The Protecting America’s First Responders Act also addresses lengthy delays in processing benefit claims, so that impacted officers and families aren't left waiting for their owed relief during the most difficult of times. For cases pending longer than 365 days, PAFRA indexes the award amount to the date of final determination, rather than the date of death or injury, so families aren’t financially penalized for the delay. Additionally, it increases the interim death benefits amount from $3,000 to $6,000 and ties it to the consumer price index so Congress does not have to readjust it again.
Further, PAFRA extends benefits to certain public safety officers not currently covered, including officers who act outside of their jurisdiction in an emergency situation, trainee officers, and fire-police who handle traffic and crime scene management. Finally, PAFRA closes a loophole in the PSOB program where children born after the death or disability of a public safety officer are not able to receive education benefits. PAFRA mandates that the U.S. Department of Justice provide back pay to children who qualify for the educational benefits but failed to receive a payout in time due to the processing delays and allows post-born children to be included in the educational benefits.
The Protecting America’s First Responders Act of 2021 has been endorsed by the International Association of Firefighters (IAFF), the International Association of Fire Chiefs (IAFC), the National Volunteer Fire Council (NVFC), Fraternal Order of Police (FOP), Federal Law Enforcement Officers Association (FLEOA), National Association of Police Organizations (NAPO), Sergeants Benevolent Association of the NYPD (SBA), the National Association of School Resource Officers, How2LoveOurCops, and Wounded Blue.

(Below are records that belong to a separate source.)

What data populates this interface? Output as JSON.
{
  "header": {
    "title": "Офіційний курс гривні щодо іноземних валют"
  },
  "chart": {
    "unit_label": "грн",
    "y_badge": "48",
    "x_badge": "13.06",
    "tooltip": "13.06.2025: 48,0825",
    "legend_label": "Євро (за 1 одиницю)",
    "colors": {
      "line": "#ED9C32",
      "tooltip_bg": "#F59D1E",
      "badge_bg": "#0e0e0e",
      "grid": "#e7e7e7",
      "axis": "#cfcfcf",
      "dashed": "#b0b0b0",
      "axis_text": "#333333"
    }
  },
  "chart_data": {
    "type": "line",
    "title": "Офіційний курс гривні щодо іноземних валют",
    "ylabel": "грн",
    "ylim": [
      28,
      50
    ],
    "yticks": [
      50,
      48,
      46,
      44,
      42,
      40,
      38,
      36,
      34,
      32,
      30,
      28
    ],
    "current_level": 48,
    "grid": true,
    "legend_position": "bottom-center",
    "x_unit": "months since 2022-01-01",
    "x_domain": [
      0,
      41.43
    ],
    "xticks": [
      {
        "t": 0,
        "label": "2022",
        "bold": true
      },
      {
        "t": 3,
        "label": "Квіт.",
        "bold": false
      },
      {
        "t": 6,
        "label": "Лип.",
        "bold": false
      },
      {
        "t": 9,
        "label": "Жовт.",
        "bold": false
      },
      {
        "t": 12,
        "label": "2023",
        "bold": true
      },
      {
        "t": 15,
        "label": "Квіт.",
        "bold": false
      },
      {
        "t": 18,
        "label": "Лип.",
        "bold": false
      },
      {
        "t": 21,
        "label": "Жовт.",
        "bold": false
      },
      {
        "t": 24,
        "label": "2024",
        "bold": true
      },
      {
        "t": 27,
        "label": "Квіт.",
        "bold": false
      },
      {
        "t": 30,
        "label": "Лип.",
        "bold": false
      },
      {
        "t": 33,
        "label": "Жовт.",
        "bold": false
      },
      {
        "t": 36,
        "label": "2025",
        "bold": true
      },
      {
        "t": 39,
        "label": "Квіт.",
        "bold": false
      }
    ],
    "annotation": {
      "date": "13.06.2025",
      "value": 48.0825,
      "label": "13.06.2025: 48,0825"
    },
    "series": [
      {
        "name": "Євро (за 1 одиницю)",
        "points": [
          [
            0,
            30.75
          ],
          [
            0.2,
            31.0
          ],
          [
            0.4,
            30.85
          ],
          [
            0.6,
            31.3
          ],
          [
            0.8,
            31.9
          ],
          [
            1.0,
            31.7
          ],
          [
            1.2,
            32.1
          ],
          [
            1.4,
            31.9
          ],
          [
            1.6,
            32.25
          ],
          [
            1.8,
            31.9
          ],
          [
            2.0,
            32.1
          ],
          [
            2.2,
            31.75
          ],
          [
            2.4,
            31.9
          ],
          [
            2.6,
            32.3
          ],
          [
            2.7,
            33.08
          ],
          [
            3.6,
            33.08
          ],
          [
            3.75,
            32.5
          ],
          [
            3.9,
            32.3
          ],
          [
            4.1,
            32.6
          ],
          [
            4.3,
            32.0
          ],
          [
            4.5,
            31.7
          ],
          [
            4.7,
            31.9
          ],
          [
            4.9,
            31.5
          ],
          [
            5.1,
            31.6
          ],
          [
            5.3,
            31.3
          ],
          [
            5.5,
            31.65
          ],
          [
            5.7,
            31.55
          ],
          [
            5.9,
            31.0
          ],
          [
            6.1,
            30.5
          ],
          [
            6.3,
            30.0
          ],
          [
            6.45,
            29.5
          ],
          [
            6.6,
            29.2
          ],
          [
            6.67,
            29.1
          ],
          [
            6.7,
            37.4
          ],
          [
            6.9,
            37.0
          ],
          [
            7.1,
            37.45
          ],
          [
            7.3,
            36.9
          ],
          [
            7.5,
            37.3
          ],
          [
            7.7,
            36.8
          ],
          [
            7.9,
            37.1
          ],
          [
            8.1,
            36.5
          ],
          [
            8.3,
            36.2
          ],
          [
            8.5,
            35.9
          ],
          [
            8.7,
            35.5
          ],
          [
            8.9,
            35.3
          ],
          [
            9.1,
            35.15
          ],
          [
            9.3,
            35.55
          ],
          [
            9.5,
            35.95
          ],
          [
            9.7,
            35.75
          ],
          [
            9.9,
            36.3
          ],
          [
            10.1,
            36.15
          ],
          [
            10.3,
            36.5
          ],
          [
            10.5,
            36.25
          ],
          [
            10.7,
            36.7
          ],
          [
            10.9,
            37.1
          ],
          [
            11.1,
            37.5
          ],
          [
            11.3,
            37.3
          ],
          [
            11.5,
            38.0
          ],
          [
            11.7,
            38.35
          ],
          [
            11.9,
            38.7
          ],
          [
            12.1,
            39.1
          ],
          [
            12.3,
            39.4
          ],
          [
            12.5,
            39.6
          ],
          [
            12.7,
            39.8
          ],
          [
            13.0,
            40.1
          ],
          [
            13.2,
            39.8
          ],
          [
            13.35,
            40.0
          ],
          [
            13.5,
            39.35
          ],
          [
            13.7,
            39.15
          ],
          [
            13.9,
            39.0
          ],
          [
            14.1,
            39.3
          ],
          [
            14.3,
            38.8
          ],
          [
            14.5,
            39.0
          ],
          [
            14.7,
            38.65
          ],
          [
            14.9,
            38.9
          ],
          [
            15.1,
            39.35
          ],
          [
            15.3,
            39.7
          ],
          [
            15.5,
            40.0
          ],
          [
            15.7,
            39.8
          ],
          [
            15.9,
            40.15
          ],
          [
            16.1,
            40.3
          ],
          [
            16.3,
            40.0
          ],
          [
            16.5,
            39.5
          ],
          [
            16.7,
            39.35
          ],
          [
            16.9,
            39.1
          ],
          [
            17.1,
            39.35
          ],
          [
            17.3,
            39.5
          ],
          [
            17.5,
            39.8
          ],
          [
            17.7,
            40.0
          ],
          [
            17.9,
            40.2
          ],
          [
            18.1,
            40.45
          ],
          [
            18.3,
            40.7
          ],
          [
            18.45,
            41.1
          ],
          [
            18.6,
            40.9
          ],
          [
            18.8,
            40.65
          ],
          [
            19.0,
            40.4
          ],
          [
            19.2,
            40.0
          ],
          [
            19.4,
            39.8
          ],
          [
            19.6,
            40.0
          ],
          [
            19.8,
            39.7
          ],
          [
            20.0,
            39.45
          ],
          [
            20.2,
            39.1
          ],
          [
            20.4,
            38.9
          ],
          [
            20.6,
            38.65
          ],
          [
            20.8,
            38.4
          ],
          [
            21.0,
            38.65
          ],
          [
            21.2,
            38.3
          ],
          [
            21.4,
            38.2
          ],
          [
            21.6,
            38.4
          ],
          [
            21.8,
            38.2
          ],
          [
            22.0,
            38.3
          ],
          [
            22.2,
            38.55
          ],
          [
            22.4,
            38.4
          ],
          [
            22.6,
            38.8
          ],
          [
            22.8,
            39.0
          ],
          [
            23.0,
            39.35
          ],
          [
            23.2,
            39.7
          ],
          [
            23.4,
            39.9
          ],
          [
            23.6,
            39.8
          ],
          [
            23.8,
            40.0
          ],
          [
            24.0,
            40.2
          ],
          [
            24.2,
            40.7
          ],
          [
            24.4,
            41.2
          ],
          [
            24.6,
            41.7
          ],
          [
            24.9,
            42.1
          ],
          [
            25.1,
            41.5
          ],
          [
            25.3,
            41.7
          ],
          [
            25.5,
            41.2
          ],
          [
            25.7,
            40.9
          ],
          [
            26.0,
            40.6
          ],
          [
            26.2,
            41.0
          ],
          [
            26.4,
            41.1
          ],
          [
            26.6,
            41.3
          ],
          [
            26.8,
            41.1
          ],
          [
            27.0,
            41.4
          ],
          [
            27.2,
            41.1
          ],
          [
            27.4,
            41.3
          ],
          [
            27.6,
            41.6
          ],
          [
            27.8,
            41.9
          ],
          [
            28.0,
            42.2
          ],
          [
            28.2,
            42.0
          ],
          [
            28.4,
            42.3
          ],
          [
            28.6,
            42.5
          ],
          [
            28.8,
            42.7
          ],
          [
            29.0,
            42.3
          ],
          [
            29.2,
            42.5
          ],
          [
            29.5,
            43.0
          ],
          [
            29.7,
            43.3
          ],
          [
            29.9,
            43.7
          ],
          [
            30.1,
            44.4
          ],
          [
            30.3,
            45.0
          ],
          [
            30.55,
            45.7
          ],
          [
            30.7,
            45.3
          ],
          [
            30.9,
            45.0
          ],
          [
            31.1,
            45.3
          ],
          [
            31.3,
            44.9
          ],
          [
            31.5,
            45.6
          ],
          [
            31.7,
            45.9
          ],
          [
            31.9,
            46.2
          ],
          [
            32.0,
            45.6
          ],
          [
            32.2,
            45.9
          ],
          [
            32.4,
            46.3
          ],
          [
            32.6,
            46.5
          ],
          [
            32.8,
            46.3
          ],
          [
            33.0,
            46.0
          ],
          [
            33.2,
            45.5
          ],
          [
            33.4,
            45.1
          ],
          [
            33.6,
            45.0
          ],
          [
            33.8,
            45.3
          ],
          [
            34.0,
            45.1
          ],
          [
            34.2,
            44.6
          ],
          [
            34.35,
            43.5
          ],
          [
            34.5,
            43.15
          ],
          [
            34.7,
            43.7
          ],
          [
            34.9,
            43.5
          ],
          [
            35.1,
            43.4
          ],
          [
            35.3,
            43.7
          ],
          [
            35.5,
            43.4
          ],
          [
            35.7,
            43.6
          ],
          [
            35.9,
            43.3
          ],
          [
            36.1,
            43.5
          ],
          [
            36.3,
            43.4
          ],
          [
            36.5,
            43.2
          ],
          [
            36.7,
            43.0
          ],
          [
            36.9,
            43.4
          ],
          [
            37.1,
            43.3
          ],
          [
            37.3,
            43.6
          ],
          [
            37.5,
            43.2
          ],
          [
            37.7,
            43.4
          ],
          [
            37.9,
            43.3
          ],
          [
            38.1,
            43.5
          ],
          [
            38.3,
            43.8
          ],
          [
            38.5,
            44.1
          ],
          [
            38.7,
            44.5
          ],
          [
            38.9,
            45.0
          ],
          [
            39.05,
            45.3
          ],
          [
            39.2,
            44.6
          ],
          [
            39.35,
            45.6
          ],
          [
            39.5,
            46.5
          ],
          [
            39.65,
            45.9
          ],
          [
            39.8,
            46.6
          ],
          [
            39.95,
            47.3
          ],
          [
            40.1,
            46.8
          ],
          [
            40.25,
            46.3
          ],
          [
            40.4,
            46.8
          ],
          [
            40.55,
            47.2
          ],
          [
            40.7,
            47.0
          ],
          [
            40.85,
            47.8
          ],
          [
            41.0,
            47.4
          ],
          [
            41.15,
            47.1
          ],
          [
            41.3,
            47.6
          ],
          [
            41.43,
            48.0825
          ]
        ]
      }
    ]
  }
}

The legislation is sponsored in the House by Reps. Pascrell, Brian Fitzpatrick (R-PA-01), Joe Courtney (D-CT-02), John Rutherford (R-FL-04), Markwayne Mullin (R-OK-02), Julia Brownley (D-CA-26), Tom O'Halleran (D-AZ-01), Don Bacon (R-NE-02), and Andrew Garbarino (R-NY-02). Companion legislation in the Senate is sponsored by Sens. Grassley, Kirsten Gillibrand (D-NY), Marsha Blackburn (R-TN), Sheldon Whitehouse (D-RI), Mike Crapo (R-ID), Amy Klobuchar (D-MN), Steve Daines (R-MT), Thom Tillis (R-NC), Jon Tester (D-MT), Mazie Hirono (D-HI), and Richard Blumenthal (D-CT).
Rep. Pascrell has worked tirelessly to provide support for public safety officers under the PSOB program. On April 10, 2020, he led a letter of 159 Members which urged that public safety officers who contract COVID-19 be presumed eligible for PSOB death or disability benefits.
On April 14, 2020, Pascrell joined House Judiciary Committee Chairman Jerrold Nadler (D-NY-10) in introducing the Public Safety Officer Pandemic Response Act (H.R. 6509), legislation to ensure public safety officers who contract COVID-19 in the line of duty are eligible for PSOB benefits should they become disabled or die from the virus. H.R. 6509 was included in the HEROES Act, which passed the House of Representatives on May 15, 2020. On August 14, 2020, Rep. Pascrell praised the signing into law of the Safeguarding America's First Responders Act (S. 3607), companion legislation led by Senator Grassley and Senator Cory Booker (D-NJ) to provide such a presumptive PSOB benefit for public safety officers who die or become disabled from COVID-19.